MIAMI GARDENS, Fla. – The NFL announced that Miami Dolphins running back Raheem Mostert has been named AFC Offensive Player of the Week for his performance in Sunday's win vs. Carolina.
It's Mostert's first AFC Offensive Player of the Week honor and he becomes the second Dolphins running back to win the award this season, joining De'Von Achane, who won it in Week 3 vs. Denver. The last time an NFL team had two different running backs win Offensive Player of the Week honors in the same season was in 2016, when Pittsburgh's DeAngelo Williams (Week 1) and Le'Veon Bell (Week 14) each earned the award.
Mostert had three touchdowns in Miami's 42-21 victory over Carolina. He totaled 17 carries for 115 yards (6.8 avg.) and two scores on the ground while catching three passes for 17 yards (5.7 avg.) and a touchdown. He was the only player in the NFL to score three touchdowns this week and the only one to record both a rushing and a receiving score. Of Mostert's 17 carries, six were for first downs and three went for 10-plus yards. He helped Miami tally 162 rushing yards, marking the fifth game in a row the Dolphins have had a 100-yard rusher and rushed for more than 140 yards as a team.
Mostert has now scored a touchdown in five of Miami's six games this season and his 11 overall touchdowns and 66 points both lead the league. He has already set career highs with nine rushing touchdowns and 11 overall touchdowns with 11 games still remaining in the season.

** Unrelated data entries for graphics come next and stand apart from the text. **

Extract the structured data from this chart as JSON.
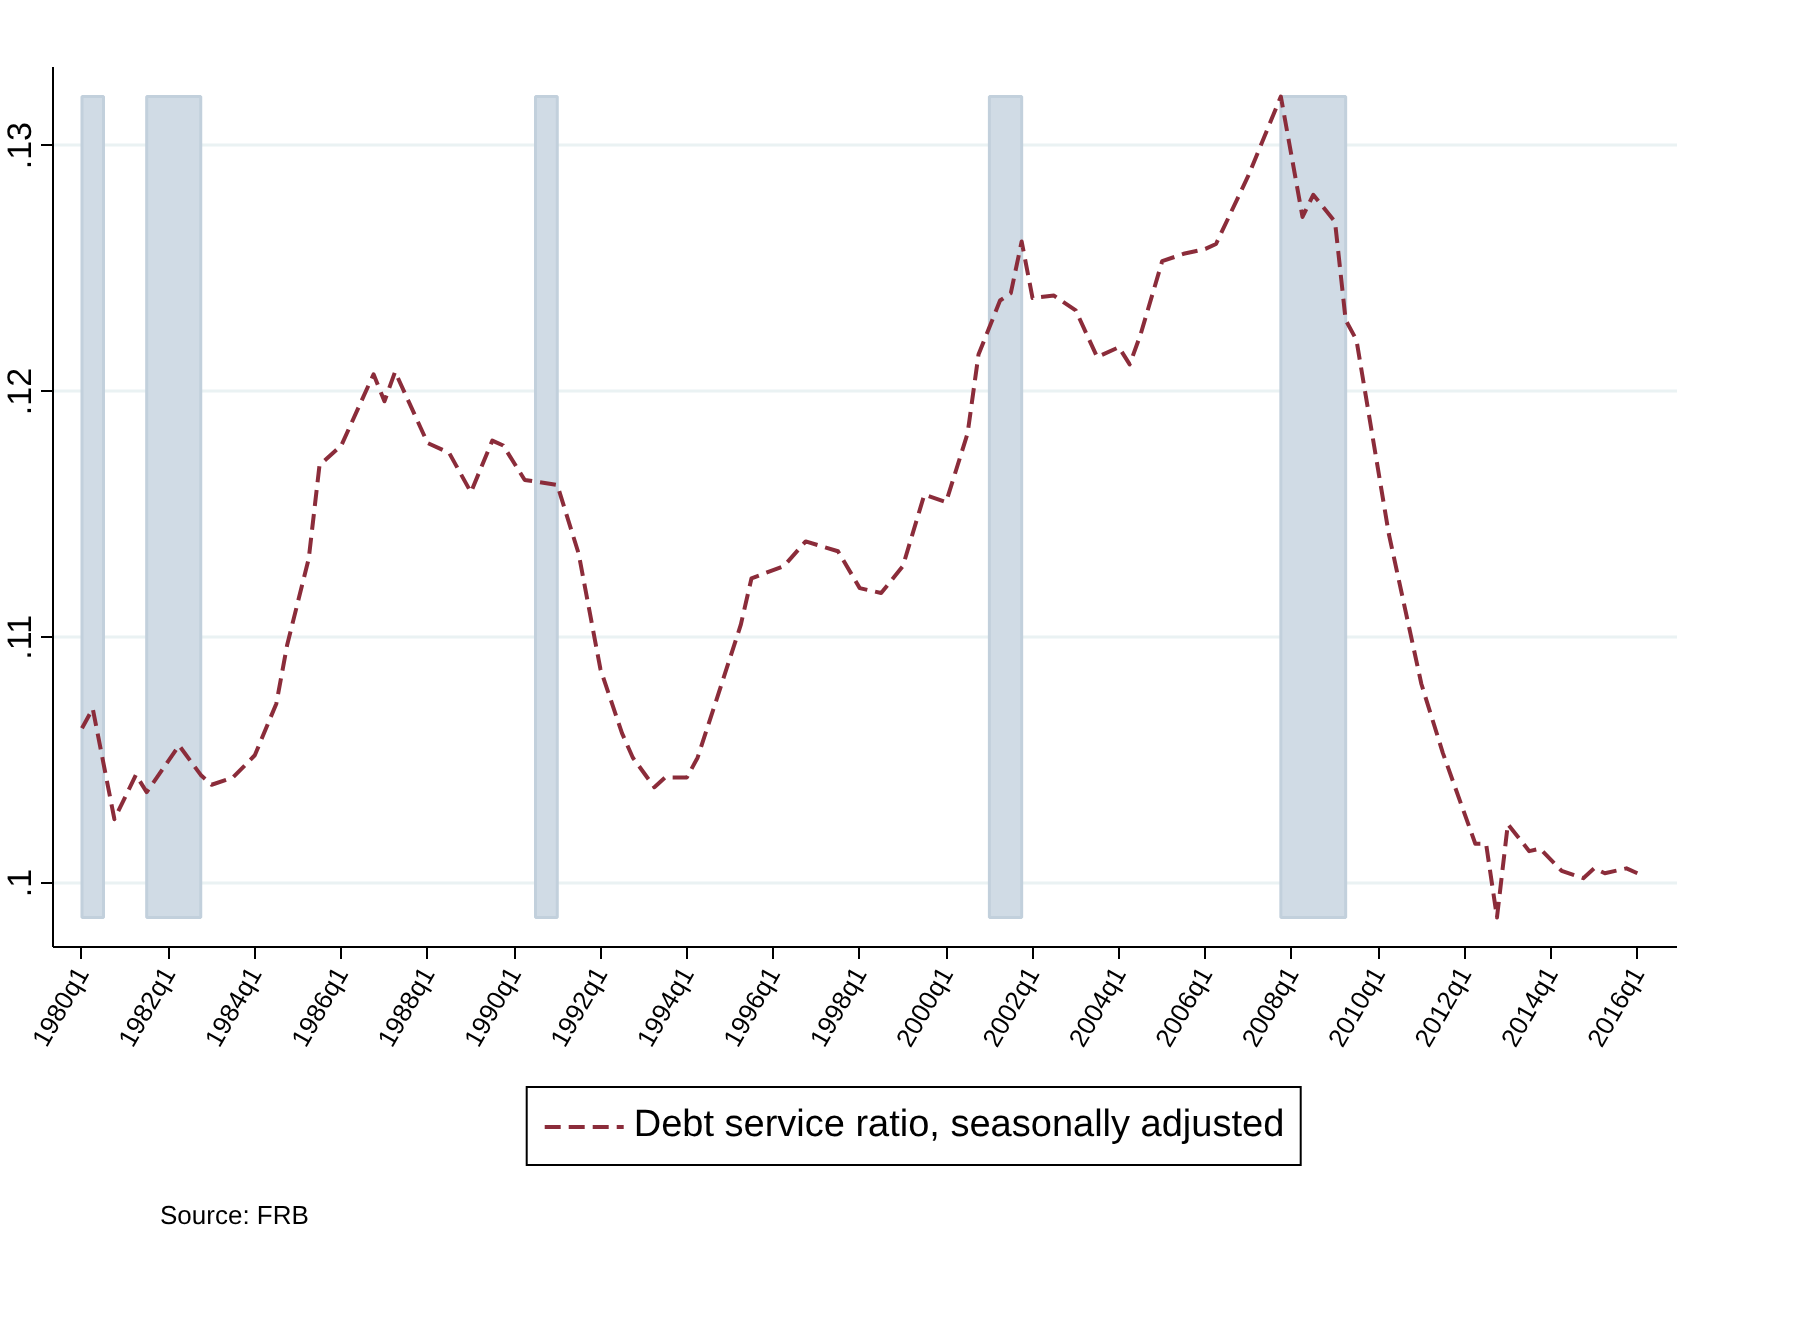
{
  "chart_data": {
    "type": "line",
    "legend": "bottom",
    "grid": "y",
    "line_style": "dashed",
    "marker": "none",
    "annotations": [
      "Source: FRB"
    ],
    "xlim": [
      "1979-05",
      "2016-12"
    ],
    "ylim": [
      0.0974,
      0.1332
    ],
    "xticks": [
      {
        "value": "1980-01",
        "label": "1980q1"
      },
      {
        "value": "1982-01",
        "label": "1982q1"
      },
      {
        "value": "1984-01",
        "label": "1984q1"
      },
      {
        "value": "1986-01",
        "label": "1986q1"
      },
      {
        "value": "1988-01",
        "label": "1988q1"
      },
      {
        "value": "1990-01",
        "label": "1990q1"
      },
      {
        "value": "1992-01",
        "label": "1992q1"
      },
      {
        "value": "1994-01",
        "label": "1994q1"
      },
      {
        "value": "1996-01",
        "label": "1996q1"
      },
      {
        "value": "1998-01",
        "label": "1998q1"
      },
      {
        "value": "2000-01",
        "label": "2000q1"
      },
      {
        "value": "2002-01",
        "label": "2002q1"
      },
      {
        "value": "2004-01",
        "label": "2004q1"
      },
      {
        "value": "2006-01",
        "label": "2006q1"
      },
      {
        "value": "2008-01",
        "label": "2008q1"
      },
      {
        "value": "2010-01",
        "label": "2010q1"
      },
      {
        "value": "2012-01",
        "label": "2012q1"
      },
      {
        "value": "2014-01",
        "label": "2014q1"
      },
      {
        "value": "2016-01",
        "label": "2016q1"
      }
    ],
    "yticks": [
      {
        "value": 0.1,
        "label": ".1"
      },
      {
        "value": 0.11,
        "label": ".11"
      },
      {
        "value": 0.12,
        "label": ".12"
      },
      {
        "value": 0.13,
        "label": ".13"
      }
    ],
    "bands": [
      {
        "axis": "x",
        "from": "1980-01",
        "to": "1980-07",
        "color": "#d0dbe5"
      },
      {
        "axis": "x",
        "from": "1981-07",
        "to": "1982-10",
        "color": "#d0dbe5"
      },
      {
        "axis": "x",
        "from": "1990-07",
        "to": "1991-01",
        "color": "#d0dbe5"
      },
      {
        "axis": "x",
        "from": "2001-01",
        "to": "2001-10",
        "color": "#d0dbe5"
      },
      {
        "axis": "x",
        "from": "2007-10",
        "to": "2009-04",
        "color": "#d0dbe5"
      }
    ],
    "series": [
      {
        "name": "Debt service ratio, seasonally adjusted",
        "color": "#8b2c3a",
        "x": [
          "1980-01",
          "1980-04",
          "1980-10",
          "1981-04",
          "1981-07",
          "1982-04",
          "1982-10",
          "1983-01",
          "1983-07",
          "1984-01",
          "1984-07",
          "1984-10",
          "1985-04",
          "1985-07",
          "1986-01",
          "1986-10",
          "1987-01",
          "1987-04",
          "1988-01",
          "1988-07",
          "1989-01",
          "1989-07",
          "1989-10",
          "1990-04",
          "1991-01",
          "1991-07",
          "1992-01",
          "1992-07",
          "1992-10",
          "1993-04",
          "1993-07",
          "1994-01",
          "1994-04",
          "1994-10",
          "1995-04",
          "1995-07",
          "1996-04",
          "1996-10",
          "1997-07",
          "1998-01",
          "1998-07",
          "1999-01",
          "1999-07",
          "2000-01",
          "2000-07",
          "2000-10",
          "2001-04",
          "2001-07",
          "2001-10",
          "2002-01",
          "2002-07",
          "2003-01",
          "2003-07",
          "2004-01",
          "2004-04",
          "2004-07",
          "2005-01",
          "2005-07",
          "2006-01",
          "2006-04",
          "2007-01",
          "2007-10",
          "2008-04",
          "2008-07",
          "2009-01",
          "2009-04",
          "2009-07",
          "2010-04",
          "2011-01",
          "2011-07",
          "2012-04",
          "2012-07",
          "2012-10",
          "2013-01",
          "2013-07",
          "2013-10",
          "2014-04",
          "2014-10",
          "2015-01",
          "2015-04",
          "2015-10",
          "2016-01"
        ],
        "values": [
          0.1063,
          0.1071,
          0.1026,
          0.1044,
          0.1037,
          0.1056,
          0.1044,
          0.104,
          0.1043,
          0.1052,
          0.1073,
          0.1097,
          0.1132,
          0.117,
          0.1178,
          0.1207,
          0.1196,
          0.1208,
          0.1179,
          0.1175,
          0.1159,
          0.118,
          0.1178,
          0.1164,
          0.1162,
          0.1134,
          0.1087,
          0.1061,
          0.1051,
          0.1039,
          0.1043,
          0.1043,
          0.1051,
          0.1078,
          0.1105,
          0.1124,
          0.1129,
          0.1139,
          0.1135,
          0.112,
          0.1118,
          0.1129,
          0.1158,
          0.1155,
          0.1183,
          0.1215,
          0.1237,
          0.124,
          0.1261,
          0.1238,
          0.1239,
          0.1233,
          0.1214,
          0.1218,
          0.1211,
          0.1223,
          0.1253,
          0.1256,
          0.1258,
          0.126,
          0.1288,
          0.132,
          0.1271,
          0.128,
          0.1269,
          0.1229,
          0.1221,
          0.1142,
          0.1081,
          0.1053,
          0.1016,
          0.1016,
          0.0986,
          0.1024,
          0.1013,
          0.1014,
          0.1005,
          0.1002,
          0.1006,
          0.1004,
          0.1006,
          0.1004
        ]
      }
    ]
  }
}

This is the third AFC Offensive Player of the Week award for the Dolphins this season after quarterback Tua Tagovailoa earned the honor in Week 1 at the L.A. Chargers and Achane won it in Week 3 vs. Denver. The last time the Dolphins won three AFC Offensive Player of the Week Awards in the same season was in 2016, when running back Jay Ajayi earned the award three times and quarterback Matt Moore earned the honor once.